Au-delà des annonces grandiloquentes, les améliorations se font nécessairement par petites touches concrètes. Au programme de la Commission : une taxonomie verte et une réforme sur les besoins en capitaux propres des banques privées.
Taxonomie européenne
Définir ce qui est “vert” est une lourde tâche. C’est le rôle de la taxonomie verte européenne. Cette taxonomie a déjà été adoptée en 2020 et est entrée en vigueur depuis 2023. Elle permet de dire quelle part des activités d’une entreprise ou d’un produit financier peut être considérée comme verte, c’est-à-dire comme contribuant à la transition écologique.
Les investisseurs pourront ainsi connaître les différents bilans carbones et choisir des placements en adéquation avec les objectifs écologiques.
Plus tard, d’éventuelles aides économiques pourront également prioriser les activités économiques qui possèdent ce label.
Cette taxonomie verte permet de faire la distinction entre les activités économiques vertes et non-vertes. En tant que telle, cette mesure est la pierre angulaire de la politique écologique de l’UE puisqu’elle est le socle des autres projets.

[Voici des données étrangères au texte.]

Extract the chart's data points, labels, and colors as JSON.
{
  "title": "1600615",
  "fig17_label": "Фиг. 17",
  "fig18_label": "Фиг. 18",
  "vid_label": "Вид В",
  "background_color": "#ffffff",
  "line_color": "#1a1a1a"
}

Ratio de solvabilité des banques
Le second projet de la Commission concerne le ratio de solvabilité des banques. Le terme est barbare mais l’idée générale est simple.
Le but est d’obliger les banques à réserver davantage de capitaux propres dans les caisses lorsqu’elles prêtent à une entreprise polluante. Le corollaire est d’abaisser la demande de capitaux propres aux banques qui prêtent aux activités économiques vertes.

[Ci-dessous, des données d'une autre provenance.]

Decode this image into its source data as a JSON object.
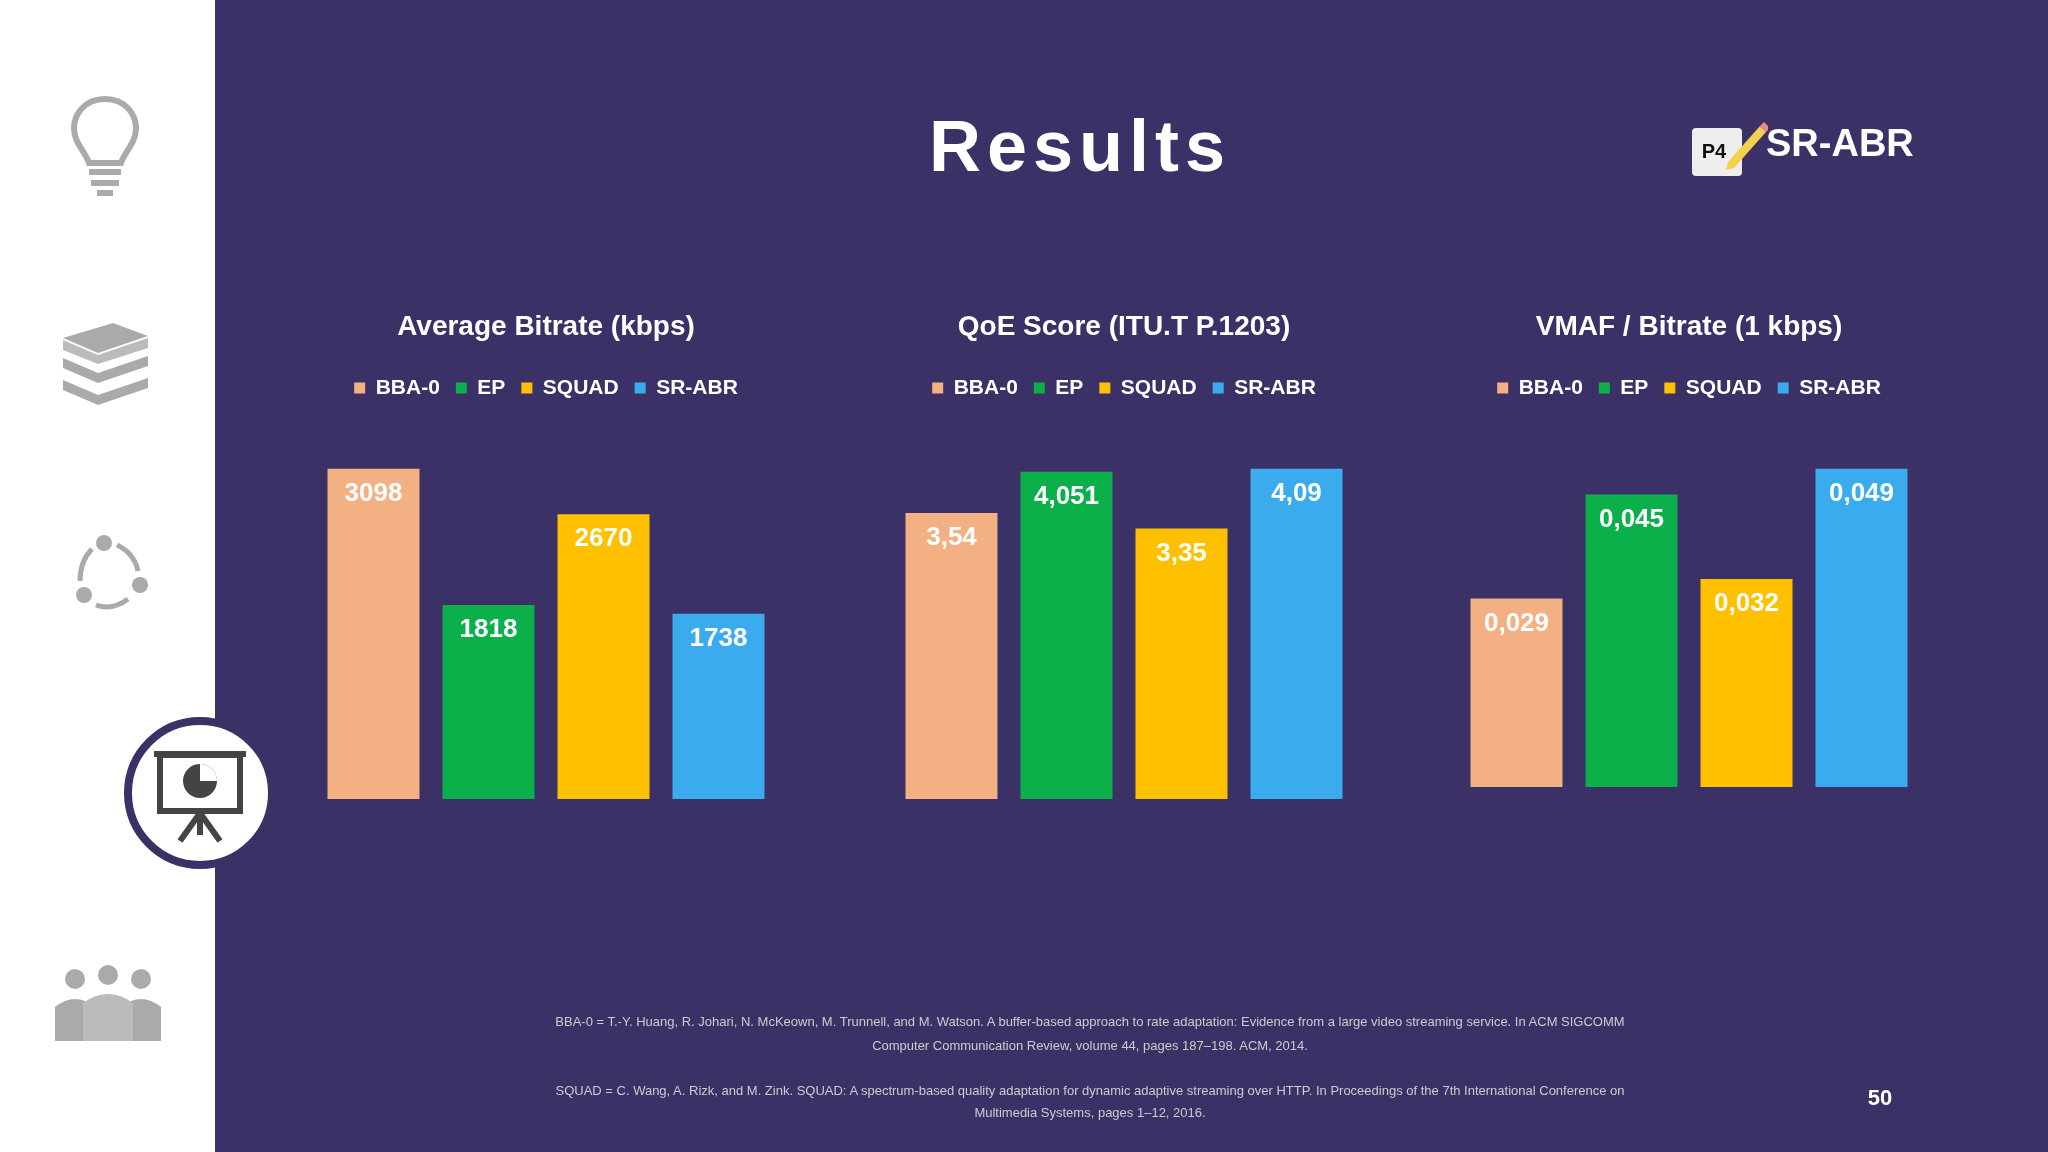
{
  "chart_data": [
    {
      "type": "bar",
      "title": "Average Bitrate (kbps)",
      "categories": [
        null
      ],
      "legend": "top",
      "grid": false,
      "series": [
        {
          "name": "BBA-0",
          "color": "#f2b083",
          "values": [
            3098
          ],
          "value_labels": [
            "3098"
          ]
        },
        {
          "name": "EP",
          "color": "#0bb04b",
          "values": [
            1818
          ],
          "value_labels": [
            "1818"
          ]
        },
        {
          "name": "SQUAD",
          "color": "#ffc000",
          "values": [
            2670
          ],
          "value_labels": [
            "2670"
          ]
        },
        {
          "name": "SR-ABR",
          "color": "#3aabec",
          "values": [
            1738
          ],
          "value_labels": [
            "1738"
          ]
        }
      ],
      "annotations": [
        "Results",
        "P4",
        "SR-ABR",
        "BBA-0 = T.-Y. Huang, R. Johari, N. McKeown, M. Trunnell, and M. Watson. A buffer-based approach to rate adaptation: Evidence from a large video streaming service. In ACM SIGCOMM Computer Communication Review, volume 44, pages 187–198. ACM, 2014.",
        "SQUAD = C. Wang, A. Rizk, and M. Zink. SQUAD: A spectrum-based quality adaptation for dynamic adaptive streaming over HTTP. In Proceedings of the 7th International Conference on Multimedia Systems, pages 1–12, 2016.",
        "50"
      ]
    },
    {
      "type": "bar",
      "title": "QoE Score (ITU.T P.1203)",
      "categories": [
        null
      ],
      "legend": "top",
      "grid": false,
      "series": [
        {
          "name": "BBA-0",
          "color": "#f2b083",
          "values": [
            3.54
          ],
          "value_labels": [
            "3,54"
          ]
        },
        {
          "name": "EP",
          "color": "#0bb04b",
          "values": [
            4.051
          ],
          "value_labels": [
            "4,051"
          ]
        },
        {
          "name": "SQUAD",
          "color": "#ffc000",
          "values": [
            3.35
          ],
          "value_labels": [
            "3,35"
          ]
        },
        {
          "name": "SR-ABR",
          "color": "#3aabec",
          "values": [
            4.09
          ],
          "value_labels": [
            "4,09"
          ]
        }
      ]
    },
    {
      "type": "bar",
      "title": "VMAF / Bitrate (1 kbps)",
      "categories": [
        null
      ],
      "legend": "top",
      "grid": false,
      "series": [
        {
          "name": "BBA-0",
          "color": "#f2b083",
          "values": [
            0.029
          ],
          "value_labels": [
            "0,029"
          ]
        },
        {
          "name": "EP",
          "color": "#0bb04b",
          "values": [
            0.045
          ],
          "value_labels": [
            "0,045"
          ]
        },
        {
          "name": "SQUAD",
          "color": "#ffc000",
          "values": [
            0.032
          ],
          "value_labels": [
            "0,032"
          ]
        },
        {
          "name": "SR-ABR",
          "color": "#3aabec",
          "values": [
            0.049
          ],
          "value_labels": [
            "0,049"
          ]
        }
      ]
    }
  ]
}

Cette mesure a un double objectif : améliorer la solidité des banques tout en pénalisant les prêts aux entreprises carbonées.
La BCE et la finance verte
Si la commission est responsable d’édicter la réglementation de l’Union européenne, la Banque centrale européenne est responsable des politiques monétaires de l’Union. Sa part dans la finance verte est donc primordiale.
Pour ce faire, elle cherche à mettre en place deux outils : le “quantitative easing” décarboné et les prêts vert en monnaie centrale.
Le “quantitative easing” vert
Nous avons eu l’occasion de définir l’assouplissement quantitatif (QE) dans notre article sur la Banque centrale européenne. En bref, c’est une politique monétaire de la BCE qui consiste à acheter massivement des actifs financiers avec de l’argent créé pour l’occasion, afin d’injecter cet argent supplémentaire dans l’économie.
Les actifs financiers achetés sont volontairement issus de tous les secteurs d’activité. Le but est de répartir du mieux possible l’argent injecté dans l’économie.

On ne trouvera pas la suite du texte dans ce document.